36 homes OK’d for parcel across from Casa Grande High, near Adobe Creek

City Council pushed the project forward Monday night, despite some concerns over its proximity to Adobe Creek.|

A single-family home development across from Casa Grande High School collected enough approvals from City Council to move forward this week, despite objections over its location within the 100-year floodplain and concerns over parking allotments.

The 5-2 vote Monday night, with Mayor Teresa Barrett and Vice Mayor D’Lynda Fischer opposing, propels the site plans toward its final stages. Now all that’s left for the 36-unit project is a final trip to the Planning Commission, where it will receive input on architectural and design elements.

The single-family project proposal on the southeast side of town is headed by the firm Steven J Lafranchi & Associates Inc. The Petaluma-based business has its hands in more than a dozen local projects, including Brody Ranch off Corona Road and the recently-approved midtown Riverbend project along Madison Street.

Plans call for two-story homes and roughly a dozen 300-square-foot granny units, along with a new public street that will connect Casa Grande Road with Del Rancho Way. Five of the units will be affordable, as required under the city’s inclusionary housing ordinance.

According to Senior Planner Aaron Hollister, 2.8 of the site’s 4.5 acres are within the floodplain boundary skirting Adobe Creek, which cuts through the rear of the property.

Recent development proposals in different corners of Petaluma, especially those near the Petaluma River, have increasingly raised alarm bells with residents and environmental activists who consistently argue that the city builds too close to its rivers and tributaries. Floodplain development in particular has become a leading hot-button issue in recent years, which city staff recognized in their Monday night presentation.

Hollister said moving housing units outside of the floodplain area, which occupies a significant swath of the entire parcel, would likely result in a multi-story cluster of homes – exactly what some neighbors in the area have told city staff that they do not want to see.

“In recognition of the single family housing in the area and the comments we’ve received, we are recommending the single-family subdivision would be fine in this location within the floodplain,” he told council Monday. “This is largely to keep with the same built environment in the project area right now.”

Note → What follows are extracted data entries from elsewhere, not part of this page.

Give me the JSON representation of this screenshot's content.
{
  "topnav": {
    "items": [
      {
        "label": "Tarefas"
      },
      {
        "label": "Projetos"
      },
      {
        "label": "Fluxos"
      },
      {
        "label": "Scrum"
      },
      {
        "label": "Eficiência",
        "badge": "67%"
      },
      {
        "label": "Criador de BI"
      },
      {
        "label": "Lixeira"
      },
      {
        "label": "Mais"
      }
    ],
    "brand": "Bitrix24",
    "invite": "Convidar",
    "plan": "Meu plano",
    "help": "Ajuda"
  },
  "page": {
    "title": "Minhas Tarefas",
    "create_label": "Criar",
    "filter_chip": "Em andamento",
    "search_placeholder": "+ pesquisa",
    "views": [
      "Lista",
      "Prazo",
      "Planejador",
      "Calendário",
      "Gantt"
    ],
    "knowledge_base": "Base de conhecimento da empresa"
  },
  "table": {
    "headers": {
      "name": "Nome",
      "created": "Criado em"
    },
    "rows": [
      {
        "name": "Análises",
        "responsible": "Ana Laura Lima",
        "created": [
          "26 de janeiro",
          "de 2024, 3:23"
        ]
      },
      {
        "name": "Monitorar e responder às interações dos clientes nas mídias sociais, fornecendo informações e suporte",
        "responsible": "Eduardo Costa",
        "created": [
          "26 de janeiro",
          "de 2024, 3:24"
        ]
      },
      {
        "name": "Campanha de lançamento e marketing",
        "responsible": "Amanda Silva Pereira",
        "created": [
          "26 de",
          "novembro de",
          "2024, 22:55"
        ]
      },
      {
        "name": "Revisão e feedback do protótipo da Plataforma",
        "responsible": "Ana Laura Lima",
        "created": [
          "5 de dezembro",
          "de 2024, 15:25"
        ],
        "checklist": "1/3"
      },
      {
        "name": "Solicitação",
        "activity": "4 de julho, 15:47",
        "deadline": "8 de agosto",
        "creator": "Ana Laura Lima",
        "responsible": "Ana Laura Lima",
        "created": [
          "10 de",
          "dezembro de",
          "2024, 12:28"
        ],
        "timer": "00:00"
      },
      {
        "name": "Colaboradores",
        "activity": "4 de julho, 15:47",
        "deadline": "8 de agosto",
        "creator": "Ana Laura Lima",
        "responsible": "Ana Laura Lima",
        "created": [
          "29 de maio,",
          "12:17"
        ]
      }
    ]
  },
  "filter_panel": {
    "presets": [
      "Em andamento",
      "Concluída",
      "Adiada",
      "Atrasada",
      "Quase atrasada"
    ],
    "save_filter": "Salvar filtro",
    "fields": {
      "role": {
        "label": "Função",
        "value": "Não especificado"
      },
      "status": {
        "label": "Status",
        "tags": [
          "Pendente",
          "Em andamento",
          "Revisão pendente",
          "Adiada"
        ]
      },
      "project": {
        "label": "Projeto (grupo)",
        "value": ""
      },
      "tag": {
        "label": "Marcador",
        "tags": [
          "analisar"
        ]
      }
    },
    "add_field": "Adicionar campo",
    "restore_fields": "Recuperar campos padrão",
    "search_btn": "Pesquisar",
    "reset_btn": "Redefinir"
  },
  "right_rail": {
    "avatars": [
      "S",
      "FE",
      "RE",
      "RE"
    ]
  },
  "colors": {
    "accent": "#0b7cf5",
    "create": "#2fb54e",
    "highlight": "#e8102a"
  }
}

To meet current city standards, the first floors of homes within the floodplain boundary must be raised by at least a foot above the base flood elevation levels. Additionally, a bioretention basin measuring 4,000 square feet in surface area will be constructed along the eastern portion of the land, about 50 feet from the Adobe Creek bank.

The two residents who dialed in to the virtual meeting’s public commenting section, which opened more than five hours into the council meeting, raised concerns over flooding and parking availability along the neighboring residential streets.

One resident who lives next to the property, identifying herself as Sara G, implored the council to not whittle down the project’s allotment of two spaces per household, as planning commissioners suggested late October.

“I am worried about the impact in the existing Del Oro neighborhood in terms of overflow parking,” she said, speaking as the clock turned past midnight. “If you drove through this neighborhood on any given day, you’d see there’s already a considerable number of residents with extra work vehicles, vehicles of older children living at home and of visitors, to see how much people on this side of town still use vehicles.”

Council ultimately heeded these concerns and approved the project with two-car garages per unit, but not without strong pushback from Vice Mayor D’Lynda Fischer, who issued the most searing rebuke of the entire proposal.

Shortly before voting against the development alongside the mayor, Fischer zeroed in on its location within the 100-year floodplain and on the metric “VMT” that measures the amount of car travel and traffic congestion it would create.

“I won’t be supporting this project because it is exactly the opposite of what we need to be developing and what we need to be doing in order to meet our climate goals,” Fischer said at the Monday night meeting. “It flies in the face of our climate emergency ordinance. Building in the floodplain and creating two car garages? If you look at our VMT analysis and what the state says they don’t want us to do, it’s this sort of project.”